Original Short Stories, Volume 6
by Guy de Maupassant
When he met her in the omnibus, next day, she appeared to him to be changed and thinner, and she said to him: "I want to speak to you; we will get down at the Boulevard."
As soon as they were on the pavement, she said:
"We must bid each other good-by; I cannot meet you again." "But why?" he asked. "Because I cannot; I have been culpable, and I will not be so again."
Then he implored her, tortured by his love, but she replied firmly: "No, I cannot, I cannot." He, however, only grew all the more excited and promised to marry her, but she said again: "No," and left him.

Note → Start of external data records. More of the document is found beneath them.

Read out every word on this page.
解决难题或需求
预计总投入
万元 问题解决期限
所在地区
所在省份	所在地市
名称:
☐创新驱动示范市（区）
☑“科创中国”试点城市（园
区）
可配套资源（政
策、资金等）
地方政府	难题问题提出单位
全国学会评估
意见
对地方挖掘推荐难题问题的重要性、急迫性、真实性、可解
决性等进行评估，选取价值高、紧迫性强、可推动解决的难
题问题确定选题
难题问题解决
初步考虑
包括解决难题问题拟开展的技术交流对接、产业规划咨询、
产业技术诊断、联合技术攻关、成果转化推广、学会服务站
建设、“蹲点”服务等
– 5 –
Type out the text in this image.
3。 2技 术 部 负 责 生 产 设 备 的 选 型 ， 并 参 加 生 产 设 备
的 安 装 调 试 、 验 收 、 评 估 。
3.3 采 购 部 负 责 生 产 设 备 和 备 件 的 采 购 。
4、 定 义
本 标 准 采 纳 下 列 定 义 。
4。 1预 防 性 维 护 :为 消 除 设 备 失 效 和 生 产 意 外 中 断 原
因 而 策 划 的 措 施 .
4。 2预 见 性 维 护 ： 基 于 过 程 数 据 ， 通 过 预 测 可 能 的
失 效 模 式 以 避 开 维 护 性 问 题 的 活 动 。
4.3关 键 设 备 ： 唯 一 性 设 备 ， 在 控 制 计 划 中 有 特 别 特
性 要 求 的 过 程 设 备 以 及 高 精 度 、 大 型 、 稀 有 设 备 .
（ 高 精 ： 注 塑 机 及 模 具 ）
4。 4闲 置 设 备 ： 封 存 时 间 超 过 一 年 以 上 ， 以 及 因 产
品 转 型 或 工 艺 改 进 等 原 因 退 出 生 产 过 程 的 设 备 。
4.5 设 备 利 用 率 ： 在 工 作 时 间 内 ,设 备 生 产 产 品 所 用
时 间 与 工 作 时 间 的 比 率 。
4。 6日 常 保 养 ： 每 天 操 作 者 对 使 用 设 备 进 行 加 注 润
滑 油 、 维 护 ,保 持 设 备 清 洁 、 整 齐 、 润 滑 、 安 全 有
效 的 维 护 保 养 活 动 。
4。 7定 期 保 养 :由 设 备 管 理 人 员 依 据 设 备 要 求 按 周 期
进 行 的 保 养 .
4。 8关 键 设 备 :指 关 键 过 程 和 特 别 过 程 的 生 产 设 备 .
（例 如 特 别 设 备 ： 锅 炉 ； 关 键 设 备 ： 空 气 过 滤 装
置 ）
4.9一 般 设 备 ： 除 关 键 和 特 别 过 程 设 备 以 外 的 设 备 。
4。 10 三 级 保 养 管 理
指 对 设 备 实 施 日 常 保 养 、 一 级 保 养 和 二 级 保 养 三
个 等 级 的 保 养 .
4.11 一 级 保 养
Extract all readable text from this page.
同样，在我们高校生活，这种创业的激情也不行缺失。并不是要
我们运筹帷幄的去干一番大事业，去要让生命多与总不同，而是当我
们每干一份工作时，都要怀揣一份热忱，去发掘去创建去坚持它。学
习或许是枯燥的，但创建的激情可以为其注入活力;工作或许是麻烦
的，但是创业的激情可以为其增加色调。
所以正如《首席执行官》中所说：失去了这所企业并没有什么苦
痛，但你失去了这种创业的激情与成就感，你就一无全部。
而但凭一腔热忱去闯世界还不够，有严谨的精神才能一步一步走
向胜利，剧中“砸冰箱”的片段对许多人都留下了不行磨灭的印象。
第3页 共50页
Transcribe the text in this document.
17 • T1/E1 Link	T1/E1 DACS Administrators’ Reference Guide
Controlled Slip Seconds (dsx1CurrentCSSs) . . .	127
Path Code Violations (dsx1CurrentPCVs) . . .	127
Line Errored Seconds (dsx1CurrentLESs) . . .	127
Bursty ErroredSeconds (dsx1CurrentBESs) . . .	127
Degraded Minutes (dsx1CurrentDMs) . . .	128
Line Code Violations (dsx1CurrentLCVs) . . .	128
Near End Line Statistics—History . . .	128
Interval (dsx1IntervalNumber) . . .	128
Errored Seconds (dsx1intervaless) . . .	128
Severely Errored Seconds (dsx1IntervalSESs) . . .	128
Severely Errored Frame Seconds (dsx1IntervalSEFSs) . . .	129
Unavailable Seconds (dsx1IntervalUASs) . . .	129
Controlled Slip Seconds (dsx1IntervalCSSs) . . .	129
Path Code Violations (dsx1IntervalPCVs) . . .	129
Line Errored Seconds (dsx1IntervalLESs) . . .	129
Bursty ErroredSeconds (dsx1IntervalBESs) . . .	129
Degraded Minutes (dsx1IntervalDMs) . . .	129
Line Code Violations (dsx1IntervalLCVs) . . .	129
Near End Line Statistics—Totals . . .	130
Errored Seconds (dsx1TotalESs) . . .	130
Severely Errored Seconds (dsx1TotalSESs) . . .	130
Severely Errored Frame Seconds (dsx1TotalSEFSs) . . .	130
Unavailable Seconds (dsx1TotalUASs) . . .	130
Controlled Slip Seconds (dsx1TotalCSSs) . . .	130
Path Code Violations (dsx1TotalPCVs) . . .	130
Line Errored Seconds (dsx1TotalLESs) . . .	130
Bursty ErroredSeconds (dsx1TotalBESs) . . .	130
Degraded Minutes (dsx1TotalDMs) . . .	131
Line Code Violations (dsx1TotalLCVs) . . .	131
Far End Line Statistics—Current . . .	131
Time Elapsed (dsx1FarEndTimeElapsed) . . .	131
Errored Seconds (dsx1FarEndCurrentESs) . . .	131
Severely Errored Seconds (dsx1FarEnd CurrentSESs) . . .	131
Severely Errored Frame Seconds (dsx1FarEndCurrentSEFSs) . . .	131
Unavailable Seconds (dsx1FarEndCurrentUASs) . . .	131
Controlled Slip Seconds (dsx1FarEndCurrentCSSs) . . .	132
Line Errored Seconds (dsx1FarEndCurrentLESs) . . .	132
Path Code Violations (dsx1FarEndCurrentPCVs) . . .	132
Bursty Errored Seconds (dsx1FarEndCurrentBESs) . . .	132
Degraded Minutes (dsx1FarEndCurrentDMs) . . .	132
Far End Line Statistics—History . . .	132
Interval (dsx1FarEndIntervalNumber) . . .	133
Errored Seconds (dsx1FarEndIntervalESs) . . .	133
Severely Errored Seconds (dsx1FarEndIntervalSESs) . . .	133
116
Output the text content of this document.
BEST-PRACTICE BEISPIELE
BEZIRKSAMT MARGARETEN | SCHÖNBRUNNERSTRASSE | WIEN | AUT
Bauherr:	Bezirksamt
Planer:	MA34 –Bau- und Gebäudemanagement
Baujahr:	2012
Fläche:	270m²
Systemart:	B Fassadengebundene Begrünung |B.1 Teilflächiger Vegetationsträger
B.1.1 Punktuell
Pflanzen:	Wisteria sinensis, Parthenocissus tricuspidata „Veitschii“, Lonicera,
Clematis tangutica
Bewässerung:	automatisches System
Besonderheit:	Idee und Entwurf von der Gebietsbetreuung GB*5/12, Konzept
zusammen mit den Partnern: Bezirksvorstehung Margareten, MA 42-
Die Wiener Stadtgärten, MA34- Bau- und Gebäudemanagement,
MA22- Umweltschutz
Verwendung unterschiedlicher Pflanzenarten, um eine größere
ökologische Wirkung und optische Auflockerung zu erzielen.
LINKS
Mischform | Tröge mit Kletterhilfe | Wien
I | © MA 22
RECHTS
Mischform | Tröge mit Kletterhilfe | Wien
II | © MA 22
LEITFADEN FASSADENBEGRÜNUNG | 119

For a week he did not see her. He could not manage to meet her, and, as he did not know her address, he thought that he had lost her altogether. On the ninth day, however, there was a ring at his bell, and when he opened the door, she was there. She threw herself into his arms and did not resist any longer, and for three months they were close friends. He was beginning to grow tired of her, when she whispered something to him, and then he had one idea and wish: to break with her at any price. As, however, he could not do that, not knowing how to begin, or what to say, full of anxiety through fear of the consequences of his rash indiscretion, he took a decisive step: one night he changed his lodgings and disappeared.
The blow was so heavy that she did not look, for the man who had abandoned her, but threw herself at her mother's knees and confessed her misfortune, and, some months after, gave birth to a boy.